I’m working on a low-latency application where the amount of data to be copied back from device to host is determined at runtime by a kernel. The maximum size is known in advance, so I can pre-allocate a buffer on the host before launching the kernel.
To perform the copy, I’m currently using two cudaMemcpy calls:
The first retrieves the size.
The second copies the actual data using that size.
Unfortunately, the first cudaMemcpy (just to read one integer) adds noticeable overhead to the overall runtime (see attached image).
To the best of my knowledge, there’s no version of cudaMemcpy that takes a size parameter (count) that resides on the device. I’ve considered using Unified Memory to avoid the extra copy, but in my case, that ends up performing worse than the two-step approach.
Ideally, I’d like to avoid the first copy altogether. Has anyone run into a similar situation? Are there any tricks or best practices to reduce this latency without relying on Unified Memory?
From the picture, one can tell that your destination buffer is in pinned memory. Pinned memory can be accessed from within a kernel. A simple solution for your problem would be to use a copy kernel to copy the data from a device memory buffer into the destination pinned memory buffer.
The buffer is indeed pinned and allocated with cudaMallocHost.
I wasn’t aware that kernels can perform memcpy-like operations directly. Do you happen to have a reference or example I could look at to learn more about how that works?

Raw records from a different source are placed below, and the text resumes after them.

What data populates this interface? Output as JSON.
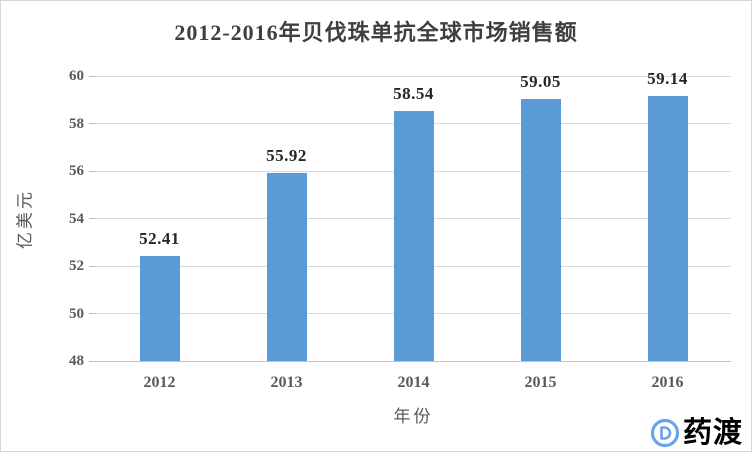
{
  "chart_data": {
    "type": "bar",
    "title": "2012-2016年贝伐珠单抗全球市场销售额",
    "categories": [
      "2012",
      "2013",
      "2014",
      "2015",
      "2016"
    ],
    "values": [
      52.41,
      55.92,
      58.54,
      59.05,
      59.14
    ],
    "value_labels": [
      "52.41",
      "55.92",
      "58.54",
      "59.05",
      "59.14"
    ],
    "xlabel": "年份",
    "ylabel": "亿美元",
    "ylim": [
      48,
      60
    ],
    "yticks": [
      48,
      50,
      52,
      54,
      56,
      58,
      60
    ],
    "grid": true,
    "legend_position": "none",
    "bar_color": "#5b9bd5",
    "gridline_color": "#d9d9d9",
    "title_color": "#3f3f3f",
    "axis_text_color": "#595959",
    "data_label_color": "#262626"
  },
  "watermark": {
    "brand": "药渡",
    "icon": "pharmacodia-d-logo",
    "color": "#6aa4e8"
  }
}
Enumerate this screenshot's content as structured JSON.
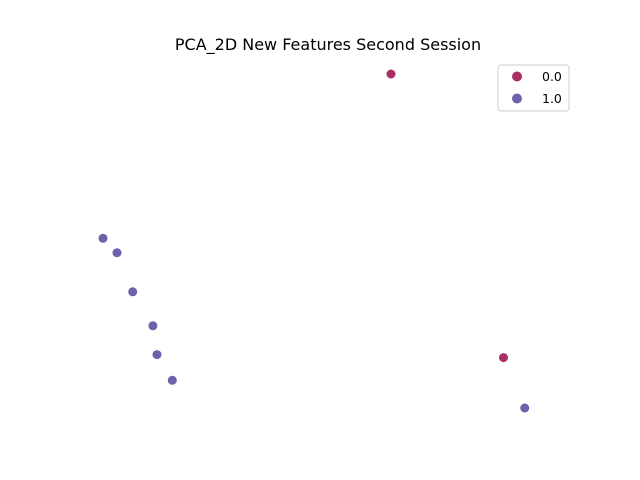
{
  "chart_data": {
    "type": "scatter",
    "title": "PCA_2D New Features Second Session",
    "xlabel": "",
    "ylabel": "",
    "axes_visible": false,
    "grid": false,
    "legend_placement": "top-right",
    "xlim": [
      0,
      100
    ],
    "ylim": [
      0,
      100
    ],
    "series": [
      {
        "name": "0.0",
        "color": "#9f1853",
        "points": [
          {
            "x": 64.0,
            "y": 100.0
          },
          {
            "x": 89.0,
            "y": 15.1
          }
        ]
      },
      {
        "name": "1.0",
        "color": "#5e4fa2",
        "points": [
          {
            "x": 0.0,
            "y": 50.8
          },
          {
            "x": 3.1,
            "y": 46.5
          },
          {
            "x": 6.6,
            "y": 34.8
          },
          {
            "x": 11.1,
            "y": 24.6
          },
          {
            "x": 12.0,
            "y": 16.0
          },
          {
            "x": 15.4,
            "y": 8.3
          },
          {
            "x": 93.7,
            "y": 0.0
          }
        ]
      }
    ]
  }
}
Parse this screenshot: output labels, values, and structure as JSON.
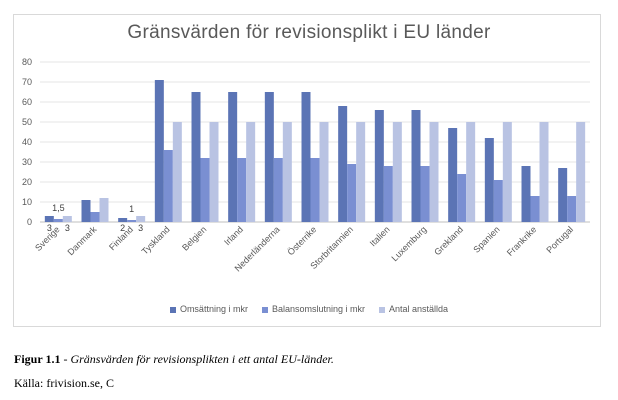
{
  "chart_data": {
    "type": "bar",
    "title": "Gränsvärden för revisionsplikt i EU länder",
    "categories": [
      "Sverige",
      "Danmark",
      "Finland",
      "Tyskland",
      "Belgien",
      "Irland",
      "Nederländerna",
      "Österrike",
      "Storbritannien",
      "Italien",
      "Luxemburg",
      "Grekland",
      "Spanien",
      "Frankrike",
      "Portugal"
    ],
    "series": [
      {
        "name": "Omsättning i mkr",
        "color": "#5b74b5",
        "values": [
          3,
          11,
          2,
          71,
          65,
          65,
          65,
          65,
          58,
          56,
          56,
          47,
          42,
          28,
          27
        ]
      },
      {
        "name": "Balansomslutning i mkr",
        "color": "#7a8fd2",
        "values": [
          1.5,
          5,
          1,
          36,
          32,
          32,
          32,
          32,
          29,
          28,
          28,
          24,
          21,
          13,
          13
        ]
      },
      {
        "name": "Antal anställda",
        "color": "#b9c3e3",
        "values": [
          3,
          12,
          3,
          50,
          50,
          50,
          50,
          50,
          50,
          50,
          50,
          50,
          50,
          50,
          50
        ]
      }
    ],
    "data_labels": [
      {
        "category": "Sverige",
        "series": "Omsättning i mkr",
        "text": "3"
      },
      {
        "category": "Sverige",
        "series": "Balansomslutning i mkr",
        "text": "1,5"
      },
      {
        "category": "Sverige",
        "series": "Antal anställda",
        "text": "3"
      },
      {
        "category": "Finland",
        "series": "Omsättning i mkr",
        "text": "2"
      },
      {
        "category": "Finland",
        "series": "Balansomslutning i mkr",
        "text": "1"
      },
      {
        "category": "Finland",
        "series": "Antal anställda",
        "text": "3"
      }
    ],
    "y_ticks": [
      0,
      10,
      20,
      30,
      40,
      50,
      60,
      70,
      80
    ],
    "ylim": [
      0,
      80
    ],
    "grid": true,
    "legend_position": "bottom"
  },
  "caption": {
    "label": "Figur 1.1",
    "separator": " - ",
    "text": "Gränsvärden för revisionsplikten i ett antal EU-länder."
  },
  "source": "Källa: frivision.se, C"
}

I was able to shave off a few microseconds by launching a lightweight kernel to write the size, then synchronizing and using cudaMemcpy with the correct amount of data.
I also experimented with doing everything inside a single large copy kernel. However, in cases where there’s more data to copy, the kernel-based strategy turns out to be noticeably slower, and the overhead ends up outweighing the gains.
Normally cudaMemcpy should not be much faster than a copy kernel. The PCIe speed should be the limiting factor. Especially, if it is the only kernel running at that time.